I believe SPMs are a valuable addition to the Five Rs protocol used in integrative medicine for healing the gut:
• Remove chemicals (artificial sweeteners, for example), allergens, processed foods, gluten, lactose, sugar, and bad bacteria.
• Replace what was removed with an improved diet; add digestive enzymes and stomach acid.
• Reinoculate the gut with probiotics to restore a better balance of good bacteria.
• Regenerate and repair the damage to the intestinal lining with supplements, including natural anti-inflammatories such as bioavailable curcumin, rosemary, ginger, quercetin, and omega-3 fatty acids.
• Retain the gains with ongoing careful attention to diet and the microbiome.
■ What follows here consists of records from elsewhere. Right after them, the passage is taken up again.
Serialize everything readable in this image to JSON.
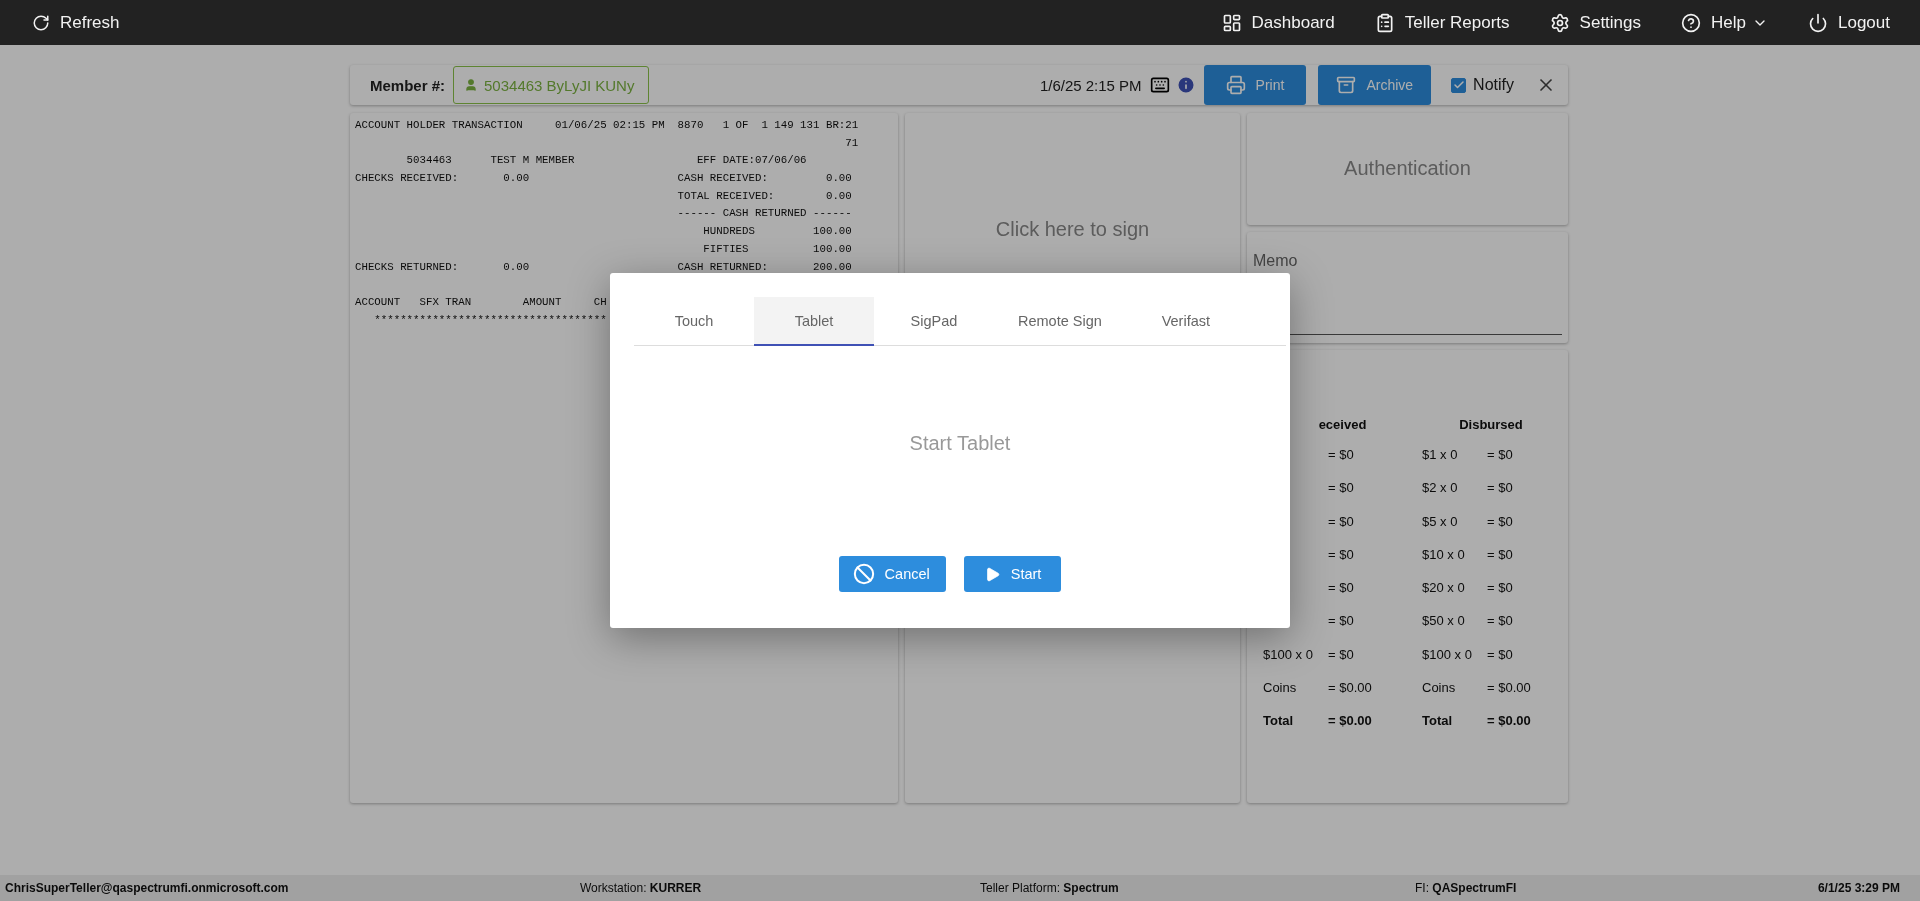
{
  "top_bar": {
    "refresh": {
      "label": "Refresh"
    },
    "nav": [
      {
        "kind": "dashboard",
        "label": "Dashboard",
        "menu": false
      },
      {
        "kind": "reports",
        "label": "Teller Reports",
        "menu": false
      },
      {
        "kind": "settings",
        "label": "Settings",
        "menu": false
      },
      {
        "kind": "help",
        "label": "Help",
        "menu": true
      },
      {
        "kind": "logout",
        "label": "Logout",
        "menu": false
      }
    ]
  },
  "header": {
    "member_label": "Member #:",
    "member_value": "5034463 ByLyJI KUNy",
    "timestamp": "1/6/25 2:15 PM",
    "buttons": [
      {
        "kind": "print",
        "label": "Print"
      },
      {
        "kind": "archive",
        "label": "Archive"
      }
    ],
    "notify": {
      "label": "Notify",
      "checked": true
    }
  },
  "receipt": {
    "sections": [
      {
        "lines": [
          "ACCOUNT HOLDER TRANSACTION     01/06/25 02:15 PM  8870   1 OF  1 149 131 BR:21",
          "                                                                            71",
          "        5034463      TEST M MEMBER                   EFF DATE:07/06/06",
          "CHECKS RECEIVED:       0.00                       CASH RECEIVED:         0.00",
          "                                                  TOTAL RECEIVED:        0.00",
          "                                                  ------ CASH RETURNED ------",
          "                                                      HUNDREDS         100.00",
          "                                                      FIFTIES          100.00",
          "CHECKS RETURNED:       0.00                       CASH RETURNED:       200.00"
        ]
      },
      {
        "lines": [
          "ACCOUNT   SFX TRAN        AMOUNT     CH",
          "   ************************************"
        ]
      }
    ]
  },
  "signature": {
    "prompt": "Click here to sign"
  },
  "authentication": {
    "title": "Authentication"
  },
  "memo": {
    "label": "Memo"
  },
  "cash": {
    "received_header": "eceived",
    "disbursed_header": "Disbursed",
    "rows": [
      {
        "kind": "denomination",
        "received_amount": "= $0",
        "disbursed_denomination": "$1 x 0",
        "disbursed_amount": "= $0"
      },
      {
        "kind": "denomination",
        "received_amount": "= $0",
        "disbursed_denomination": "$2 x 0",
        "disbursed_amount": "= $0"
      },
      {
        "kind": "denomination",
        "received_amount": "= $0",
        "disbursed_denomination": "$5 x 0",
        "disbursed_amount": "= $0"
      },
      {
        "kind": "denomination",
        "received_amount": "= $0",
        "disbursed_denomination": "$10 x 0",
        "disbursed_amount": "= $0"
      },
      {
        "kind": "denomination",
        "received_amount": "= $0",
        "disbursed_denomination": "$20 x 0",
        "disbursed_amount": "= $0"
      },
      {
        "kind": "denomination",
        "received_amount": "= $0",
        "disbursed_denomination": "$50 x 0",
        "disbursed_amount": "= $0"
      },
      {
        "kind": "denomination",
        "received_denomination": "$100 x 0",
        "received_amount": "= $0",
        "disbursed_denomination": "$100 x 0",
        "disbursed_amount": "= $0"
      },
      {
        "kind": "coins",
        "received_denomination": "Coins",
        "received_amount": "= $0.00",
        "disbursed_denomination": "Coins",
        "disbursed_amount": "= $0.00"
      },
      {
        "kind": "total",
        "received_denomination": "Total",
        "received_amount": "= $0.00",
        "disbursed_denomination": "Total",
        "disbursed_amount": "= $0.00"
      }
    ]
  },
  "status_bar": {
    "user": "ChrisSuperTeller@qaspectrumfi.onmicrosoft.com",
    "workstation": "Workstation: **KURRER**",
    "platform": "Teller Platform: **Spectrum**",
    "fi": "FI: **QASpectrumFI**",
    "datetime": "6/1/25 3:29 PM"
  },
  "modal": {
    "tabs": [
      {
        "label": "Touch",
        "selected": false
      },
      {
        "label": "Tablet",
        "selected": true
      },
      {
        "label": "SigPad",
        "selected": false
      },
      {
        "label": "Remote Sign",
        "selected": false
      },
      {
        "label": "Verifast",
        "selected": false
      }
    ],
    "message": "Start Tablet",
    "buttons": [
      {
        "kind": "cancel",
        "label": "Cancel"
      },
      {
        "kind": "start",
        "label": "Start"
      }
    ]
  }
}
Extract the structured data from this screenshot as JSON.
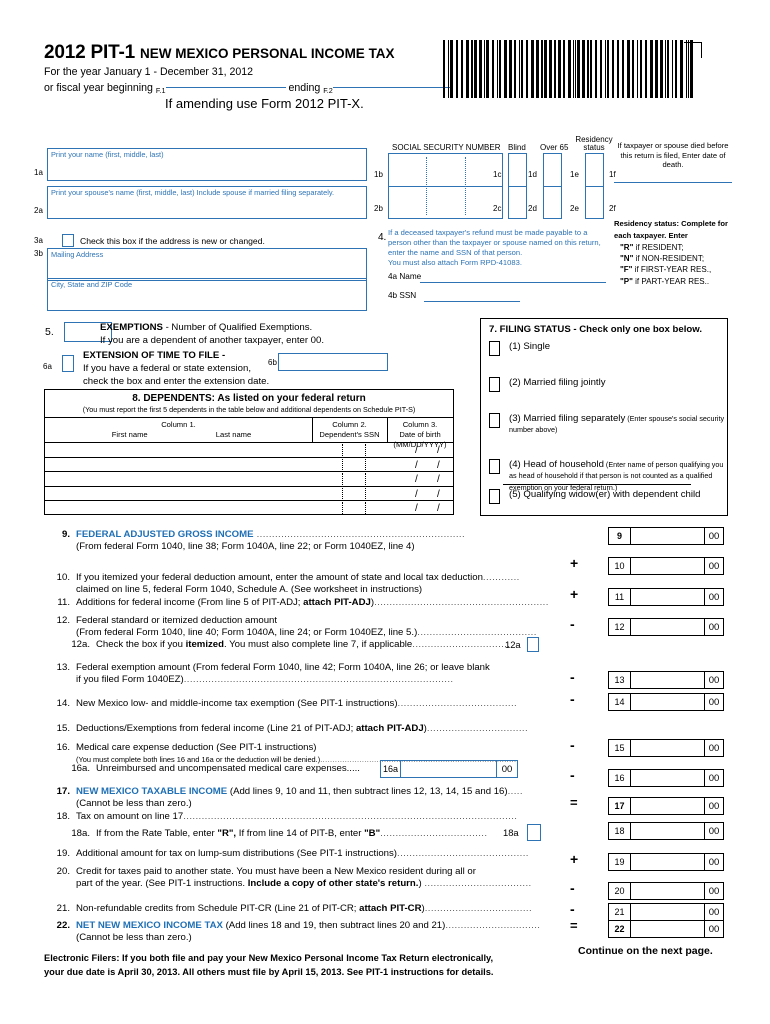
{
  "header": {
    "title_year_form": "2012 PIT-1",
    "title_rest": "NEW MEXICO PERSONAL INCOME TAX",
    "year_line": "For the year January 1 -  December 31, 2012",
    "fiscal_prefix": "or fiscal year beginning",
    "fiscal_f1": "F.1",
    "fiscal_ending": "ending",
    "fiscal_f2": "F.2",
    "amend_note": "If amending use Form 2012 PIT-X.",
    "barcode_name": "form-barcode"
  },
  "personal": {
    "name_label": "Print your name (first, middle, last)",
    "name_num": "1a",
    "spouse_label": "Print your spouse's name (first, middle, last) Include spouse if married filing separately.",
    "spouse_num": "2a",
    "addr_change_num": "3a",
    "addr_change_text": "Check this box if the address is new or changed.",
    "mailing_num": "3b",
    "mailing_label": "Mailing Address",
    "city_label": "City, State and ZIP Code"
  },
  "ssn": {
    "label": "SOCIAL SECURITY NUMBER",
    "num1": "1b",
    "num2": "2b",
    "blind_label": "Blind",
    "blind_num1": "1c",
    "blind_num2": "2c",
    "over65_label": "Over 65",
    "over65_num1": "1d",
    "over65_num2": "2d",
    "residency_label": "Residency status",
    "res_num1": "1e",
    "res_num2": "2e",
    "death_num1": "1f",
    "death_num2": "2f"
  },
  "death": {
    "note": "If taxpayer or spouse died before this return is filed, Enter date of death."
  },
  "block4": {
    "num": "4.",
    "text": "If a deceased taxpayer's refund must be made payable to a person other than the taxpayer or spouse named on this return, enter the name and SSN of that person.",
    "text2": "You must also attach Form RPD-41083.",
    "name_label": "4a Name",
    "ssn_label": "4b SSN"
  },
  "residency_instructions": {
    "heading": "Residency status: Complete for each taxpayer. Enter",
    "items": [
      {
        "code": "\"R\"",
        "text": " if RESIDENT;"
      },
      {
        "code": "\"N\"",
        "text": " if NON-RESIDENT;"
      },
      {
        "code": "\"F\"",
        "text": " if FIRST-YEAR RES.,"
      },
      {
        "code": "\"P\"",
        "text": " if  PART-YEAR RES.."
      }
    ]
  },
  "exemptions": {
    "num": "5.",
    "title": "EXEMPTIONS",
    "line1_rest": " - Number of Qualified Exemptions.",
    "line2": "If you are a dependent of another taxpayer, enter 00."
  },
  "extension": {
    "num_a": "6a",
    "num_b": "6b",
    "title": "EXTENSION OF TIME TO FILE -",
    "line2": "If you have a federal or state extension,",
    "line3": "check the box and enter the extension date."
  },
  "filing_status": {
    "heading": "7.   FILING STATUS -  Check only one box below.",
    "options": [
      {
        "label": "(1)  Single",
        "note": ""
      },
      {
        "label": "(2)  Married filing jointly",
        "note": ""
      },
      {
        "label": "(3)  Married filing separately",
        "note": " (Enter spouse's social security number above)"
      },
      {
        "label": "(4)  Head of household",
        "note": " (Enter name of person qualifying you as head of household if that person is not counted as a qualified exemption on your federal return.)"
      },
      {
        "label": "(5)  Qualifying widow(er) with dependent child",
        "note": ""
      }
    ]
  },
  "dependents": {
    "heading": "8.   DEPENDENTS: As listed on your federal return",
    "subheading": "(You must report the first 5 dependents in the table below and additional dependents on Schedule PIT-S)",
    "col1_top": "Column 1.",
    "col1_first": "First name",
    "col1_last": "Last name",
    "col2_top": "Column 2.",
    "col2_sub": "Dependent's SSN",
    "col3_top": "Column 3.",
    "col3_sub": "Date of birth (MM/DD/YYYY)",
    "row_count": 5,
    "rows": [
      {
        "first": "",
        "last": "",
        "ssn": "",
        "dob": ""
      },
      {
        "first": "",
        "last": "",
        "ssn": "",
        "dob": ""
      },
      {
        "first": "",
        "last": "",
        "ssn": "",
        "dob": ""
      },
      {
        "first": "",
        "last": "",
        "ssn": "",
        "dob": ""
      },
      {
        "first": "",
        "last": "",
        "ssn": "",
        "dob": ""
      }
    ]
  },
  "lines": {
    "l9_num": "9.",
    "l9_title": "FEDERAL ADJUSTED GROSS INCOME",
    "l9_sub": "(From federal Form 1040, line 38; Form 1040A, line 22; or Form 1040EZ, line 4)",
    "l10_num": "10.",
    "l10_a": "If you itemized your federal deduction amount, enter the amount of state and local tax deduction",
    "l10_b": "claimed on line 5, federal Form 1040, Schedule A. (See worksheet in instructions)",
    "l11_num": "11.",
    "l11_a": "Additions for federal income (From line 5 of PIT-ADJ; ",
    "l11_bold": "attach PIT-ADJ",
    "l11_c": ")",
    "l12_num": "12.",
    "l12_a": "Federal standard or itemized deduction amount",
    "l12_b": "(From federal Form 1040, line 40; Form 1040A, line 24; or Form 1040EZ, line 5.)",
    "l12a_num": "12a.",
    "l12a_a": "Check the box if you ",
    "l12a_bold": "itemized",
    "l12a_c": ". You must also complete line 7, if applicable",
    "l12a_tag": "12a",
    "l13_num": "13.",
    "l13_a": "Federal exemption amount (From federal Form 1040, line 42; Form 1040A, line 26; or leave blank",
    "l13_b": "if you filed Form 1040EZ)",
    "l14_num": "14.",
    "l14_a": "New Mexico low- and middle-income tax exemption (See PIT-1 instructions)",
    "l15_num": "15.",
    "l15_a": "Deductions/Exemptions from federal income (Line 21 of PIT-ADJ; ",
    "l15_bold": "attach PIT-ADJ",
    "l15_c": ")",
    "l16_num": "16.",
    "l16_a": "Medical care expense deduction (See PIT-1 instructions)",
    "l16_b": "(You must complete both lines 16 and 16a or the deduction will be denied.)",
    "l16a_num": "16a.",
    "l16a_a": "Unreimbursed and uncompensated medical care expenses.....",
    "l16a_tag": "16a",
    "l16a_cents": "00",
    "l17_num": "17.",
    "l17_title": "NEW MEXICO TAXABLE INCOME",
    "l17_rest": " (Add lines 9, 10 and 11, then subtract lines 12, 13, 14, 15 and 16)",
    "l17_b": "(Cannot be less than zero.)",
    "l18_num": "18.",
    "l18_a": "Tax on amount on line 17",
    "l18a_num": "18a.",
    "l18a_a": "If from the Rate Table, enter ",
    "l18a_r": "\"R\",",
    "l18a_b": "     If from line 14 of PIT-B, enter ",
    "l18a_bb": "\"B\"",
    "l18a_tag": "18a",
    "l19_num": "19.",
    "l19_a": "Additional amount for tax on lump-sum distributions (See PIT-1 instructions)",
    "l20_num": "20.",
    "l20_a": "Credit for taxes paid to another state. You must have been a New Mexico resident during all or",
    "l20_b": "part of the year. (See PIT-1 instructions. ",
    "l20_bold": "Include a copy of other state's return.",
    "l20_c": ") ",
    "l21_num": "21.",
    "l21_a": "Non-refundable credits from Schedule PIT-CR (Line 21 of PIT-CR; ",
    "l21_bold": "attach PIT-CR",
    "l21_c": ")",
    "l22_num": "22.",
    "l22_title": "NET NEW MEXICO INCOME TAX",
    "l22_rest": " (Add lines 18 and 19, then subtract lines 20 and 21)",
    "l22_b": "(Cannot be less than zero.)"
  },
  "amount_boxes": [
    {
      "line": "9",
      "op": "",
      "cents": "00",
      "value": ""
    },
    {
      "line": "10",
      "op": "+",
      "cents": "00",
      "value": ""
    },
    {
      "line": "11",
      "op": "+",
      "cents": "00",
      "value": ""
    },
    {
      "line": "12",
      "op": "-",
      "cents": "00",
      "value": ""
    },
    {
      "line": "13",
      "op": "-",
      "cents": "00",
      "value": ""
    },
    {
      "line": "14",
      "op": "-",
      "cents": "00",
      "value": ""
    },
    {
      "line": "15",
      "op": "-",
      "cents": "00",
      "value": ""
    },
    {
      "line": "16",
      "op": "-",
      "cents": "00",
      "value": ""
    },
    {
      "line": "17",
      "op": "=",
      "cents": "00",
      "value": ""
    },
    {
      "line": "18",
      "op": "",
      "cents": "00",
      "value": ""
    },
    {
      "line": "19",
      "op": "+",
      "cents": "00",
      "value": ""
    },
    {
      "line": "20",
      "op": "-",
      "cents": "00",
      "value": ""
    },
    {
      "line": "21",
      "op": "-",
      "cents": "00",
      "value": ""
    },
    {
      "line": "22",
      "op": "=",
      "cents": "00",
      "value": ""
    }
  ],
  "footer": {
    "electronic_line1": "Electronic Filers: If you both file and pay your New Mexico Personal Income Tax Return electronically,",
    "electronic_line2": "your due date is April 30, 2013. All others must file by April 15, 2013. See PIT-1 instructions for details.",
    "continue": "Continue on the next page."
  },
  "colors": {
    "form_blue": "#2e74b5",
    "heading_blue": "#1f6fb5",
    "black": "#000000"
  }
}
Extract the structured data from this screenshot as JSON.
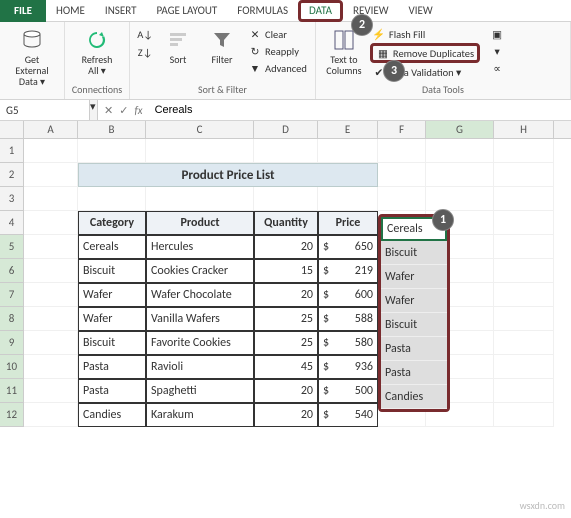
{
  "tabs": {
    "file": "FILE",
    "home": "HOME",
    "insert": "INSERT",
    "page_layout": "PAGE LAYOUT",
    "formulas": "FORMULAS",
    "data": "DATA",
    "review": "REVIEW",
    "view": "VIEW"
  },
  "ribbon": {
    "get_external": "Get External\nData ▾",
    "refresh": "Refresh\nAll ▾",
    "connections_grp": "Connections",
    "sort_az": "A→Z",
    "sort_za": "Z→A",
    "sort": "Sort",
    "filter": "Filter",
    "clear": "Clear",
    "reapply": "Reapply",
    "advanced": "Advanced",
    "sort_filter_grp": "Sort & Filter",
    "text_cols": "Text to\nColumns",
    "flash_fill": "Flash Fill",
    "remove_dup": "Remove Duplicates",
    "data_val": "Data Validation ▾",
    "data_tools_grp": "Data Tools"
  },
  "callouts": {
    "c1": "1",
    "c2": "2",
    "c3": "3"
  },
  "name_box": "G5",
  "formula": "Cereals",
  "cols": [
    "A",
    "B",
    "C",
    "D",
    "E",
    "F",
    "G",
    "H"
  ],
  "rows": [
    "1",
    "2",
    "3",
    "4",
    "5",
    "6",
    "7",
    "8",
    "9",
    "10",
    "11",
    "12"
  ],
  "title": "Product Price List",
  "headers": {
    "cat": "Category",
    "prod": "Product",
    "qty": "Quantity",
    "price": "Price"
  },
  "data": [
    {
      "cat": "Cereals",
      "prod": "Hercules",
      "qty": "20",
      "price": "650"
    },
    {
      "cat": "Biscuit",
      "prod": "Cookies Cracker",
      "qty": "15",
      "price": "219"
    },
    {
      "cat": "Wafer",
      "prod": "Wafer Chocolate",
      "qty": "20",
      "price": "600"
    },
    {
      "cat": "Wafer",
      "prod": "Vanilla Wafers",
      "qty": "25",
      "price": "588"
    },
    {
      "cat": "Biscuit",
      "prod": "Favorite Cookies",
      "qty": "25",
      "price": "580"
    },
    {
      "cat": "Pasta",
      "prod": "Ravioli",
      "qty": "45",
      "price": "936"
    },
    {
      "cat": "Pasta",
      "prod": "Spaghetti",
      "qty": "20",
      "price": "500"
    },
    {
      "cat": "Candies",
      "prod": "Karakum",
      "qty": "20",
      "price": "540"
    }
  ],
  "dollar": "$",
  "gcol": [
    "Cereals",
    "Biscuit",
    "Wafer",
    "Wafer",
    "Biscuit",
    "Pasta",
    "Pasta",
    "Candies"
  ],
  "watermark": "wsxdn.com"
}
SPMs are helpful at every stage of the 5 R protocol, but they are particularly useful for regeneration and repair because they reduce inflammation and promote healing.
Clinicians often find that this step can be very slow and discouraging for patients. Symptoms such as bloating and pain continue, even when they are very compliant.
This is where SPMs can make a big difference, by filling the gap in our treatment of inflammation. SPM supplements can give a patient’s immune system the final element it needs to calm the inflammation and move on to homeostasis and healing.
Healing Bones & Muscles
SPMs appear to be a highly effective treatment for preventing bone loss and stimulating bone regeneration. In particular, the resolvins found in SPMs may mediate bone preservation by directly inhibiting osteoclasts.
For treating bone injuries, SPMs may be very helpful by improving bone regeneration and remodeling. For treating osteopenia and osteoporosis, SPMs offer a significant improvement in safety and patient comfort.
Bisphophonate drugs such as alendronate (Fosamax) and ibandronate (Boniva) inhibit osteoclast-mediated bone resorption. However, these drugs can cause dangerous side effects, such as osteonecrosis of the jaw. Selective estrogen receptor modifiers (SERMs) such as raloxifene (Evista) also slow bone loss, but carry a high risk of dangerous blood clots and stroke. SPMs do not appear to generate any of these unwanted effects.
SPMs may also be valuable for treating unresolved inflammation associated with muscle injuries. When inflammation lingers on in damaged muscles, it inhibits tissue repair, which in turn leads to long-term loss of muscle mass and function.
The tightly choreographed inflammatory response to muscle injury can be easily thrown out of step by a wide range of factors, such as re-injury or dietary deficiencies. The final step in resolution isn’t reached and the inflammation continues at a low level, preventing a full return of normal function. Supplementing with SPMs as an injury heals can reduce or eliminate lingering inflammation and speed tissue remodeling.